The last day of the Tribunal, Manny Pino, Acoma Pueblo professor, testified on the genocide carried out by Cold War uranium mining in the Navajo Nation in Arizona, Lakota lands in South Dakota, and First Nation lands in Canada. Pino described how the US government targeted Indian lands as “sacrifice zones” which left a trail of death for Native American uranium miners who were not given protective clothing, and unknowingly ate radioactive food.
Findings of the Panel of Tribunal Judges
The judges at the Tribunal called for the FBI to be held responsible for their assaults and murders inflicted on the Native Americans at Pine Ridge. Noting the FBI presented manufactured “evidence” of Peltier’s guilt and withheld actual evidence of innocence, they demanded his immediate release, either through a new, fair trial, executive clemency, or compassionate release.

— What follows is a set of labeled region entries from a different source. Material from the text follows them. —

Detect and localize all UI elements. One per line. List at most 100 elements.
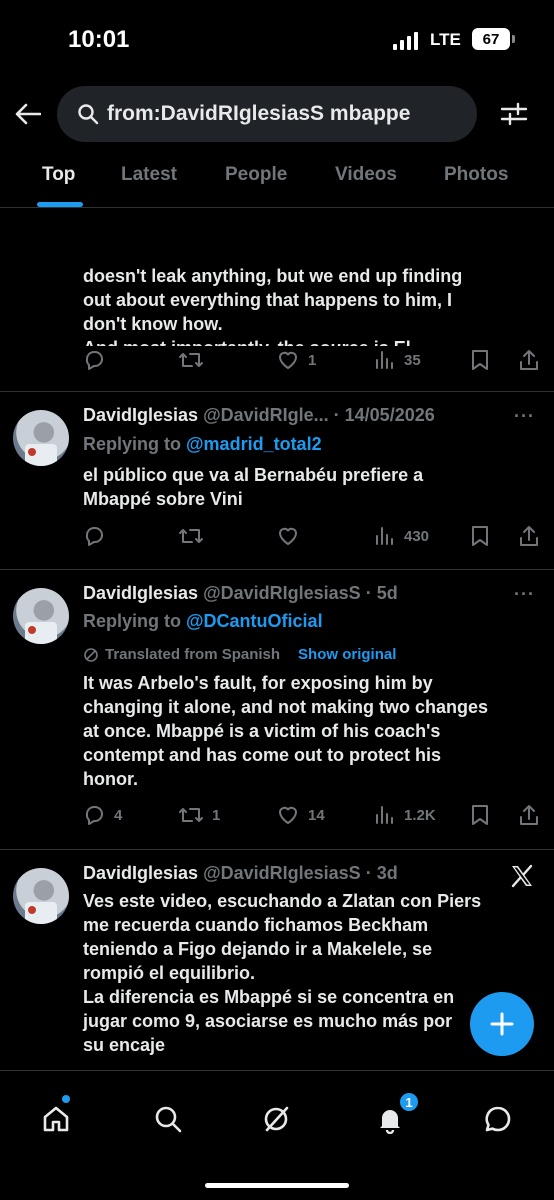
tab-people[interactable]: People — [225, 164, 287, 186]
compose-button[interactable] — [470, 992, 534, 1056]
translate-icon — [84, 647, 98, 662]
views-icon — [376, 527, 393, 545]
status-time: 10:01 — [68, 26, 130, 53]
notifications-badge: 1 — [398, 1091, 420, 1113]
retweet-icon — [179, 808, 203, 822]
nav-search[interactable] — [148, 1099, 188, 1139]
tweet-actions: 1 35 — [80, 348, 550, 376]
home-icon — [43, 1106, 69, 1132]
search-results-feed[interactable]: doesn't leak anything, but we end up fin… — [0, 208, 554, 1070]
back-arrow-icon — [15, 103, 41, 125]
avatar[interactable] — [13, 410, 69, 466]
reply-icon — [85, 806, 103, 825]
replying-to: Replying to @DCantuOficial — [83, 611, 323, 631]
retweet-icon — [179, 529, 203, 543]
grok-icon — [264, 1106, 289, 1132]
tweet[interactable]: DavidIglesias @DavidRIglesiasS · 5d ··· … — [0, 570, 554, 850]
home-indicator — [205, 1183, 349, 1188]
mention-link[interactable]: @madrid_total2 — [186, 434, 322, 454]
retweet-button[interactable] — [178, 524, 212, 548]
like-button[interactable]: 14 — [276, 803, 325, 827]
tweet[interactable]: DavidIglesias @DavidRIgle... · 14/05/202… — [0, 392, 554, 570]
tab-photos[interactable]: Photos — [444, 164, 508, 186]
search-tabs: Top Latest People Videos Photos — [0, 152, 554, 208]
views-button[interactable]: 1.2K — [374, 803, 436, 827]
like-button[interactable]: 1 — [276, 348, 316, 372]
reply-icon — [85, 527, 103, 546]
reply-icon — [85, 351, 103, 370]
show-original-link[interactable]: Show original — [298, 646, 396, 663]
status-bar: 10:01 LTE 67 — [0, 0, 554, 80]
like-button[interactable] — [276, 524, 308, 548]
filter-icon — [500, 102, 528, 126]
like-icon — [279, 527, 297, 545]
avatar[interactable] — [13, 588, 69, 644]
bookmark-button[interactable] — [470, 524, 490, 548]
bookmark-icon — [472, 526, 488, 546]
author-handle: @DavidRIglesiasS · 5d — [203, 583, 398, 603]
tweet-body: el público que va al Bernabéu prefiere a… — [83, 465, 424, 509]
search-header: from:DavidRIglesiasS mbappe — [0, 82, 554, 152]
reply-button[interactable] — [82, 348, 114, 372]
share-button[interactable] — [518, 803, 540, 827]
share-button[interactable] — [518, 348, 540, 372]
views-button[interactable]: 35 — [374, 348, 421, 372]
search-filter-button[interactable] — [494, 96, 534, 132]
tweet-actions: 430 — [80, 524, 550, 552]
author-name[interactable]: DavidIglesias — [83, 405, 198, 425]
more-icon: ··· — [514, 406, 535, 426]
search-input[interactable]: from:DavidRIglesiasS mbappe — [57, 86, 477, 142]
tweet-body: Ves este video, escuchando a Zlatan con … — [83, 891, 482, 1055]
author-name[interactable]: DavidIglesias — [83, 863, 198, 883]
bookmark-button[interactable] — [470, 803, 490, 827]
tweet-author-line: DavidIglesias @DavidRIglesiasS · 5d — [83, 583, 398, 604]
tweet[interactable]: DavidIglesias @DavidRIglesiasS · 3d Ves … — [0, 850, 554, 1070]
tweet-author-line: DavidIglesias @DavidRIglesiasS · 3d — [83, 863, 398, 884]
tab-latest[interactable]: Latest — [121, 164, 177, 186]
tweet-author-line: DavidIglesias @DavidRIgle... · 14/05/202… — [83, 405, 435, 426]
more-icon: ··· — [514, 584, 535, 604]
tab-videos[interactable]: Videos — [335, 164, 397, 186]
avatar[interactable] — [13, 868, 69, 924]
bookmark-button[interactable] — [470, 348, 490, 372]
reply-button[interactable] — [82, 524, 114, 548]
views-button[interactable]: 430 — [374, 524, 429, 548]
network-label: LTE — [430, 30, 461, 49]
more-button[interactable]: ··· — [514, 406, 538, 426]
search-query: from:DavidRIglesiasS mbappe — [107, 102, 411, 125]
signal-icon — [393, 32, 418, 50]
tweet-actions: 4 1 14 1.2K — [80, 803, 550, 831]
share-button[interactable] — [518, 524, 540, 548]
author-handle: @DavidRIgle... · 14/05/2026 — [203, 405, 435, 425]
nav-home[interactable] — [36, 1099, 76, 1139]
back-button[interactable] — [10, 96, 46, 132]
tab-top[interactable]: Top — [42, 164, 75, 186]
active-tab-indicator — [37, 202, 83, 207]
bookmark-icon — [472, 350, 488, 370]
like-icon — [279, 806, 297, 824]
bottom-navigation: 1 — [0, 1070, 554, 1200]
home-unread-dot — [62, 1095, 70, 1103]
nav-messages[interactable] — [478, 1099, 518, 1139]
nav-grok[interactable] — [256, 1099, 296, 1139]
translation-notice: Translated from Spanish Show original — [83, 646, 396, 663]
more-button[interactable]: ··· — [514, 584, 538, 604]
share-icon — [520, 526, 538, 546]
x-logo-icon — [511, 864, 533, 888]
retweet-icon — [179, 353, 203, 367]
reply-button[interactable]: 4 — [82, 803, 122, 827]
bookmark-icon — [472, 805, 488, 825]
tweet-text: doesn't leak anything, but we end up fin… — [83, 216, 538, 346]
views-icon — [376, 351, 393, 369]
search-icon — [78, 104, 99, 125]
search-icon — [155, 1106, 182, 1133]
messages-icon — [485, 1106, 511, 1132]
author-name[interactable]: DavidIglesias — [83, 583, 198, 603]
author-handle: @DavidRIglesiasS · 3d — [203, 863, 398, 883]
compose-icon — [490, 1012, 514, 1036]
retweet-button[interactable]: 1 — [178, 803, 220, 827]
tweet[interactable]: doesn't leak anything, but we end up fin… — [0, 208, 554, 392]
retweet-button[interactable] — [178, 348, 212, 372]
share-icon — [520, 350, 538, 370]
mention-link[interactable]: @DCantuOficial — [186, 611, 323, 631]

“Leonard Peltier has become an icon for the oppression and injustices practiced by the United States historically and persistently on Indigenous Peoples. Justice for Leonard Peltier can begin a healing process long overdue between Indigenous Peoples and the United States of America.”
The Tribunal also called for US recognition of native sovereignty on their Indian land and the end to the environmental injustices targeting Indian lands, based on racism. It recommended that its findings be submitted to the National Congress of American Indians.